The recent decision by the court in the claim brought by Guardian Care Homes against Barclays (see story 30 October 2012), allowing the claimant to bring the manipulation of LIBOR into a case on hedge mis-selling, highlights the storm clouds that still gather around the banking sector and may indicate a lack of trust of banks in the Courts.
I believe the mis-selling of hedge instruments is an on-going issue, waiting to hit the banking sector, especially the question of break costs and their calculation.
The potential cost implications to the banks are huge.
When I was a banker (before becoming a solicitor some 10 years ago), where a fixed rate was referred to in loan documents, specific hedge instruments were not put in place unless it was a large transaction.
The “fixed rate” would be identified within the loan documentation but not hedged as such. No doubt at some point a global hedge would be put in place by the bank covering a series of historic loans with a similar “fixed rate” and repayment profile, but this was not loan specific. The Bank would rely on standard indemnity wording in its loan documentation in order to recover, for example, break costs but their calculation was done on a notional rather than an actual basis.
More recently, I have noticed that more banks prefer to put individual hedges in place on a transaction by transaction basis, often using the International Swaps and Derivatives Association (ISDA) documentation.
This documentation is, in my view, impenetrable and difficult for an ordinary customer to understand. I feel it is really intended for bank to bank use so is full of banking jargon.
It is difficult to see how anybody, other than certain specialist institutions, could advise a layman borrower on ISDA documentation. Unlike other finance documents, I don’t really believe that most lawyers are qualified to do so.
Ironically, ISDA documentation gives a borrower more protection than less. It certainly provides for break profits to be paid to a borrower whereas loan indemnities generally do not. However, most hedges based on ISDA documentation use LIBOR as their benchmark to calculate the difference between the rate applied and the rate hedged.

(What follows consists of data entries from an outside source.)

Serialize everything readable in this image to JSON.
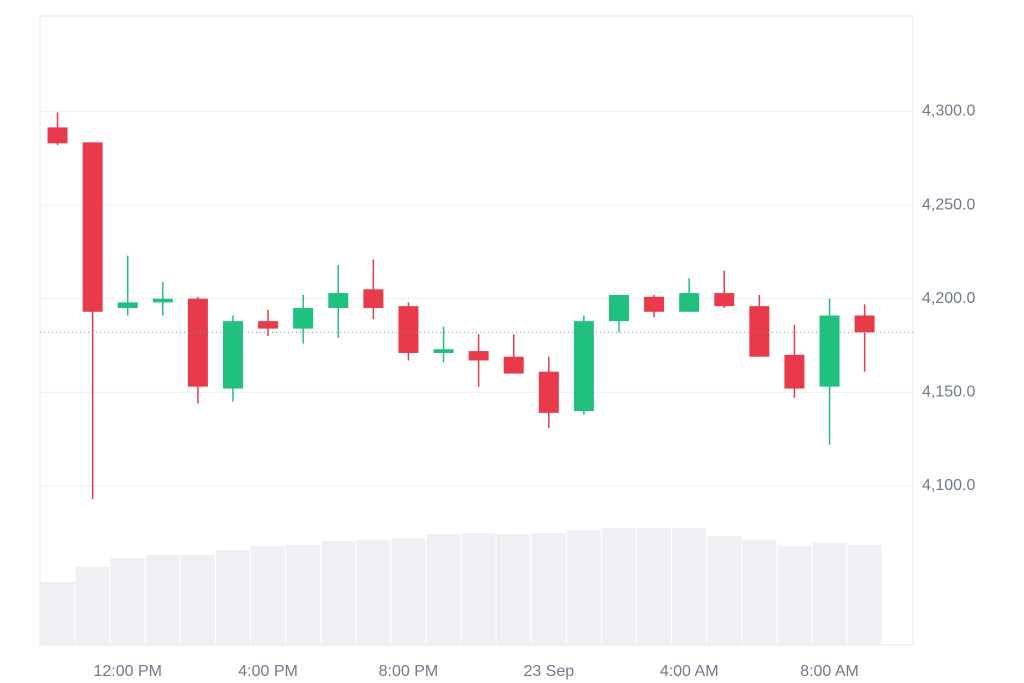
{
  "chart_data": {
    "type": "candlestick",
    "categories": [
      null,
      null,
      "12:00 PM",
      null,
      null,
      null,
      "4:00 PM",
      null,
      null,
      null,
      "8:00 PM",
      null,
      null,
      null,
      "23 Sep",
      null,
      null,
      null,
      "4:00 AM",
      null,
      null,
      null,
      "8:00 AM",
      null
    ],
    "open": [
      4291.5,
      4283.5,
      4195,
      4198,
      4200,
      4152,
      4188,
      4184,
      4195,
      4205,
      4196,
      4171,
      4172,
      4169,
      4161,
      4140,
      4188,
      4201,
      4193,
      4203,
      4196,
      4170,
      4153,
      4191
    ],
    "high": [
      4299.5,
      4283.5,
      4223,
      4209,
      4201,
      4191,
      4194,
      4202,
      4218,
      4221,
      4198,
      4185,
      4181,
      4181,
      4169,
      4191,
      4202,
      4202,
      4211,
      4215,
      4202,
      4186,
      4200,
      4197
    ],
    "low": [
      4282,
      4093,
      4191,
      4191,
      4144,
      4145,
      4180,
      4176,
      4179,
      4189,
      4167,
      4166,
      4153,
      4160,
      4131,
      4138,
      4182,
      4190,
      4193,
      4195,
      4169,
      4147,
      4122,
      4161
    ],
    "close": [
      4283,
      4193,
      4198,
      4200,
      4153,
      4188,
      4184,
      4195,
      4203,
      4195,
      4171,
      4173,
      4167,
      4160,
      4139,
      4188,
      4202,
      4193,
      4203,
      4196,
      4169,
      4152,
      4191,
      4182
    ],
    "volume": [
      63,
      78,
      87,
      90,
      90,
      95,
      99,
      100,
      104,
      105,
      107,
      111,
      112,
      111,
      112,
      115,
      117,
      117,
      117,
      109,
      105,
      99,
      102,
      100
    ],
    "volume_ylim": [
      0,
      140
    ],
    "ylim": [
      4015,
      4351
    ],
    "yticks": [
      {
        "value": 4100,
        "label": "4,100.0"
      },
      {
        "value": 4150,
        "label": "4,150.0"
      },
      {
        "value": 4200,
        "label": "4,200.0"
      },
      {
        "value": 4250,
        "label": "4,250.0"
      },
      {
        "value": 4300,
        "label": "4,300.0"
      }
    ],
    "up_color": "#20c17f",
    "down_color": "#e83a4a",
    "volume_color": "#eef0f3",
    "grid": true
  }
}
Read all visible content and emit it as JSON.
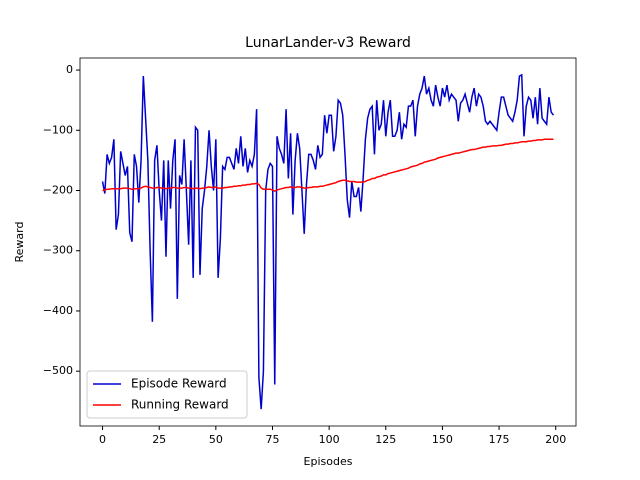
{
  "chart_data": {
    "type": "line",
    "title": "LunarLander-v3 Reward",
    "x_label": "Episodes",
    "y_label": "Reward",
    "x": [
      0,
      1,
      2,
      3,
      4,
      5,
      6,
      7,
      8,
      9,
      10,
      11,
      12,
      13,
      14,
      15,
      16,
      17,
      18,
      19,
      20,
      21,
      22,
      23,
      24,
      25,
      26,
      27,
      28,
      29,
      30,
      31,
      32,
      33,
      34,
      35,
      36,
      37,
      38,
      39,
      40,
      41,
      42,
      43,
      44,
      45,
      46,
      47,
      48,
      49,
      50,
      51,
      52,
      53,
      54,
      55,
      56,
      57,
      58,
      59,
      60,
      61,
      62,
      63,
      64,
      65,
      66,
      67,
      68,
      69,
      70,
      71,
      72,
      73,
      74,
      75,
      76,
      77,
      78,
      79,
      80,
      81,
      82,
      83,
      84,
      85,
      86,
      87,
      88,
      89,
      90,
      91,
      92,
      93,
      94,
      95,
      96,
      97,
      98,
      99,
      100,
      101,
      102,
      103,
      104,
      105,
      106,
      107,
      108,
      109,
      110,
      111,
      112,
      113,
      114,
      115,
      116,
      117,
      118,
      119,
      120,
      121,
      122,
      123,
      124,
      125,
      126,
      127,
      128,
      129,
      130,
      131,
      132,
      133,
      134,
      135,
      136,
      137,
      138,
      139,
      140,
      141,
      142,
      143,
      144,
      145,
      146,
      147,
      148,
      149,
      150,
      151,
      152,
      153,
      154,
      155,
      156,
      157,
      158,
      159,
      160,
      161,
      162,
      163,
      164,
      165,
      166,
      167,
      168,
      169,
      170,
      171,
      172,
      173,
      174,
      175,
      176,
      177,
      178,
      179,
      180,
      181,
      182,
      183,
      184,
      185,
      186,
      187,
      188,
      189,
      190,
      191,
      192,
      193,
      194,
      195,
      196,
      197,
      198,
      199
    ],
    "series": [
      {
        "name": "Episode Reward",
        "color": "#0000cc",
        "values": [
          -185,
          -205,
          -140,
          -155,
          -145,
          -115,
          -265,
          -240,
          -135,
          -155,
          -175,
          -160,
          -270,
          -285,
          -140,
          -160,
          -220,
          -150,
          -10,
          -80,
          -150,
          -300,
          -418,
          -150,
          -125,
          -200,
          -250,
          -150,
          -310,
          -150,
          -230,
          -150,
          -115,
          -380,
          -175,
          -190,
          -115,
          -200,
          -290,
          -150,
          -345,
          -95,
          -100,
          -340,
          -230,
          -200,
          -160,
          -100,
          -160,
          -200,
          -115,
          -345,
          -280,
          -160,
          -165,
          -145,
          -145,
          -155,
          -165,
          -130,
          -155,
          -110,
          -160,
          -130,
          -170,
          -150,
          -160,
          -140,
          -65,
          -510,
          -563,
          -500,
          -200,
          -165,
          -155,
          -160,
          -522,
          -110,
          -130,
          -140,
          -155,
          -65,
          -180,
          -105,
          -240,
          -150,
          -105,
          -130,
          -200,
          -272,
          -190,
          -140,
          -140,
          -150,
          -165,
          -125,
          -145,
          -140,
          -75,
          -105,
          -75,
          -75,
          -135,
          -110,
          -50,
          -55,
          -75,
          -140,
          -215,
          -245,
          -185,
          -210,
          -210,
          -195,
          -235,
          -180,
          -115,
          -80,
          -65,
          -60,
          -140,
          -50,
          -100,
          -90,
          -50,
          -110,
          -70,
          -50,
          -110,
          -110,
          -100,
          -70,
          -115,
          -90,
          -95,
          -60,
          -60,
          -50,
          -110,
          -60,
          -40,
          -30,
          -10,
          -40,
          -30,
          -50,
          -60,
          -25,
          -45,
          -60,
          -30,
          -45,
          -25,
          -50,
          -40,
          -45,
          -50,
          -85,
          -55,
          -50,
          -40,
          -55,
          -70,
          -45,
          -30,
          -60,
          -40,
          -45,
          -60,
          -85,
          -90,
          -85,
          -90,
          -95,
          -100,
          -70,
          -45,
          -45,
          -60,
          -75,
          -80,
          -85,
          -70,
          -50,
          -10,
          -8,
          -110,
          -60,
          -45,
          -50,
          -80,
          -45,
          -90,
          -30,
          -80,
          -85,
          -90,
          -45,
          -70,
          -75
        ]
      },
      {
        "name": "Running Reward",
        "color": "#ff0000",
        "values": [
          -200,
          -199,
          -198,
          -198,
          -197,
          -197,
          -197,
          -197,
          -197,
          -196,
          -196,
          -196,
          -197,
          -198,
          -197,
          -197,
          -197,
          -196,
          -194,
          -193,
          -194,
          -195,
          -196,
          -196,
          -195,
          -195,
          -196,
          -196,
          -197,
          -196,
          -196,
          -195,
          -195,
          -196,
          -196,
          -196,
          -195,
          -195,
          -196,
          -196,
          -197,
          -196,
          -196,
          -197,
          -196,
          -196,
          -195,
          -194,
          -195,
          -195,
          -194,
          -196,
          -196,
          -196,
          -195,
          -195,
          -194,
          -194,
          -193,
          -193,
          -192,
          -192,
          -191,
          -191,
          -190,
          -190,
          -189,
          -189,
          -188,
          -190,
          -196,
          -198,
          -198,
          -198,
          -198,
          -199,
          -201,
          -199,
          -198,
          -197,
          -196,
          -195,
          -195,
          -194,
          -195,
          -195,
          -194,
          -194,
          -195,
          -196,
          -196,
          -195,
          -195,
          -194,
          -194,
          -194,
          -193,
          -193,
          -192,
          -191,
          -190,
          -189,
          -188,
          -187,
          -185,
          -184,
          -183,
          -183,
          -184,
          -185,
          -185,
          -185,
          -186,
          -186,
          -186,
          -186,
          -185,
          -183,
          -182,
          -180,
          -180,
          -178,
          -177,
          -176,
          -174,
          -174,
          -172,
          -171,
          -170,
          -169,
          -168,
          -167,
          -166,
          -165,
          -164,
          -163,
          -161,
          -160,
          -159,
          -158,
          -156,
          -155,
          -153,
          -152,
          -151,
          -150,
          -149,
          -148,
          -146,
          -145,
          -144,
          -143,
          -142,
          -141,
          -140,
          -139,
          -138,
          -138,
          -137,
          -136,
          -135,
          -134,
          -133,
          -132,
          -132,
          -131,
          -130,
          -129,
          -128,
          -128,
          -127,
          -127,
          -126,
          -126,
          -126,
          -125,
          -125,
          -124,
          -123,
          -123,
          -122,
          -122,
          -121,
          -121,
          -120,
          -119,
          -119,
          -119,
          -118,
          -118,
          -117,
          -117,
          -116,
          -116,
          -116,
          -115,
          -115,
          -115,
          -115,
          -115
        ]
      }
    ],
    "xlim": [
      -9.95,
      208.95
    ],
    "xticks": [
      0,
      25,
      50,
      75,
      100,
      125,
      150,
      175,
      200
    ],
    "ylim": [
      -591,
      20
    ],
    "yticks": [
      {
        "value": -500,
        "label": "−500"
      },
      {
        "value": -400,
        "label": "−400"
      },
      {
        "value": -300,
        "label": "−300"
      },
      {
        "value": -200,
        "label": "−200"
      },
      {
        "value": -100,
        "label": "−100"
      },
      0
    ],
    "legend": "lower left"
  }
}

Therefore, the increased use of these kinds of instruments has left the banks open to the risk that consideration of the question of mis-selling of hedges may extend to the manipulation of LIBOR, as demonstrated by the Guardian Care Homes case.
As for the customers, why should they care about how the bank benchmarks its interest rate?
The reality is that if a customer has a fixed rate in place the customer would be paying interest at a rate calculated using the fixed rate specified in any confirmation letter issued on completion.
The loser here would be the bank, as the hedge counterparties would be either paying too much or too little to itself depending on the calculation of LIBOR. This may not be the case if a different form of hedge instrument were in place, for example a cap and/or collar, where LIBOR may be used.
It’s easy to argue that where a customer has a fixed rate in place, LIBOR and it’s manipulation should not really have any bearing on what interest a customer physically pays on an on-going basis.
However, the decision of Mr Justice Flaux in this case indicates to me that the Court is concerned that the manipulation of LIBOR, although not maybe having a direct consequence on a fixed rate, is indicative of how the banks treat interest rates generally.
As LIBOR was a rate set within the banking industry itself, with no involvement of or reference to any external agency (other than the BBA), the decision seems to reflect the lack of trust that exists in respect of the
internal mechanisms of banks and their ability to set their own checks and balances. The steady flow of these decisions proves that banks should expect both more involvement in their affairs from agencies outside the direct banking sector and customers taking opportunities to mount legal claims against them, which may be treated more sympathetically against this backdrop of distrust.
The real difficulty for litigants seems to me to be in firstly linking the misquotation of any particular bank to have caused an artificial LIBOR (or other rate); and, secondly, showing that artificial rate caused a loss which would be recoverable from that particular bank, it’s all a question of causation.
As I said, the storm clouds are gathering and I see no sign of them abating in the short to medium term. How this will leave the banking industry when the blue skies return is difficult to predict but I suspect it will be a much changed (and chastened) animal to the one that existed in the past.